Made-in-Montana energy means good Montana jobs that on average pay two to three times more than the state average. Montana’s ability to create more good-paying energy jobs is immense. In fact, our state leads the nation in coal deposits. We are the nation’s fifth-largest producer of hydropower, with 23 hydroelectric dams across our state, and fifth in wind energy potential.
Montana is at the center stage of the national energy debate and provides the nation a template of a true all-of-the-above energy portfolio. We have coal, natural gas and oil, as well as renewables such as hydro, wind, biomass and solar opportunities. What makes our state most valuable are the people who make our energy systems work, towns like Colstrip that build communities around livelihoods reliant on good paying energy jobs. That is the good news.
The bad news: Montana energy jobs are under assault.
The past two weeks, I’ve heard from thousands of Montanans about the future and importance of made-in-Montana energy and made-in-Montana good-paying jobs.
During my week-long tour across our state, I saw once again our vast natural resources and our true energy potential, from touring a wind farm near Baker, to seeing the hydropower facility at Helena’s Hauser Dam, to hosting a town hall in Colstrip and hearing directly from the community about the devastating effects President Obama’s anti-coal regulations will have on hardworking Montanans.
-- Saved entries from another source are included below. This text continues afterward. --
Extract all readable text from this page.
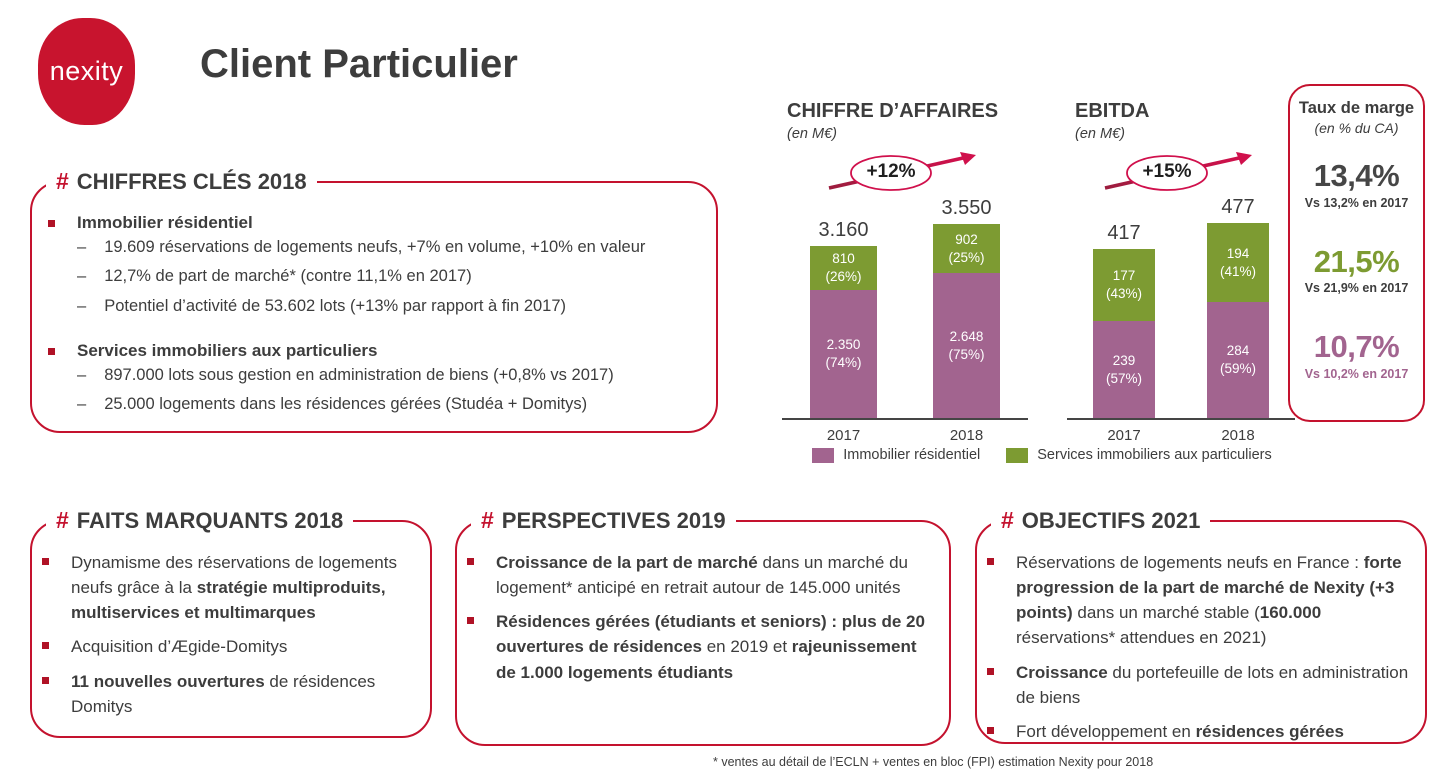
nexity Client Particulier
# CHIFFRES CLÉS 2018
Immobilier résidentiel
– 19.609 réservations de logements neufs, +7% en volume, +10% en valeur
– 12,7% de part de marché* (contre 11,1% en 2017)
– Potentiel d’activité de 53.602 lots (+13% par rapport à fin 2017)
Services immobiliers aux particuliers
– 897.000 lots sous gestion en administration de biens (+0,8% vs 2017)
– 25.000 logements dans les résidences gérées (Studéa + Domitys)
CHIFFRE D’AFFAIRES
(en M€)
EBITDA
(en M€)
+12%	+15%
3.160
810
(26%)
2.350
(74%)
3.550
902
(25%)
2.648
(75%)
2017	2018
417
177
(43%)
239
(57%)
477
194
(41%)
284
(59%)
2017	2018
Immobilier résidentiel	Services immobiliers aux particuliers
Taux de marge
(en % du CA)
13,4%
Vs 13,2% en 2017
21,5%
Vs 21,9% en 2017
10,7%
Vs 10,2% en 2017
# FAITS MARQUANTS 2018
Dynamisme des réservations de logements neufs grâce à la stratégie multiproduits, multiservices et multimarques
Acquisition d’Ægide-Domitys
11 nouvelles ouvertures de résidences Domitys
# PERSPECTIVES 2019
Croissance de la part de marché dans un marché du logement* anticipé en retrait autour de 145.000 unités
Résidences gérées (étudiants et seniors) : plus de 20 ouvertures de résidences en 2019 et rajeunissement de 1.000 logements étudiants
# OBJECTIFS 2021
Réservations de logements neufs en France : forte progression de la part de marché de Nexity (+3 points) dans un marché stable (160.000 réservations* attendues en 2021)
Croissance du portefeuille de lots en administration de biens
Fort développement en résidences gérées
* ventes au détail de l’ECLN + ventes en bloc (FPI) estimation Nexity pour 2018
My statewide energy tour culminated this week at Montana Energy 2016, where more than 600 people gathered in Billings for a Montana family conversation about our state’s energy future.
During the two and half day summit, we heard a consistent and powerful message about the need to maximize our opportunity for growth and expand made-in-Montana energy and the good-paying jobs it supports.
Montanans are leading American energy innovation. Montanans’ like Chrystal Cuniff, a Montana Tech engineer from Choteau who’s helped drill the deepest well in the Gulf of Mexico; or Ryan Lance, a Montana native, who’s leading one of the largest oil and gas companies in the world. Ashley Dennehey from Colstrip highlighted how the boilermakers, operators and other hardworking labor groups in her community are working hard to keep the lights on in the face of adversity.
We must continue investing in our two-year colleges that provide training in trades like welding and heavy machine operations, so we can keep our kids here with good-paying energy jobs. And, we can’t forget that Montana coal provides tax revenues of $145 million year, which support our teachers and schools.
Montana should lead the world in developing clean coal technology. We must continue to develop renewable technologies that will store the power created by wind. We should not allow Washington, D.C. and the Obama administration to dictate and regulate coal and gas out of existence.
We need more made-in-Montana energy, not more made in the Middle-East energy.
Make no mistake, President Obama’s Environmental Protection Agency regulations are killing Montana energy. Our country’s future is bright if we can unleash the power of innovation and rein in the over-regulation of Washington, D.C.
I couldn’t agree more with what Chairman of the Crow Nation Darrin Old Coyote said in his keynote address at Montana Energy 2016: “All of Montana citizens need to work together for a better tomorrow. Renewable energy, fossil energy, conventional energy, Indian or non-Indian. Regardless of political affiliation, whether we are Democrats, Republicans or independents.”
Montanans can find better solutions than Washington, D.C. bureaucrats.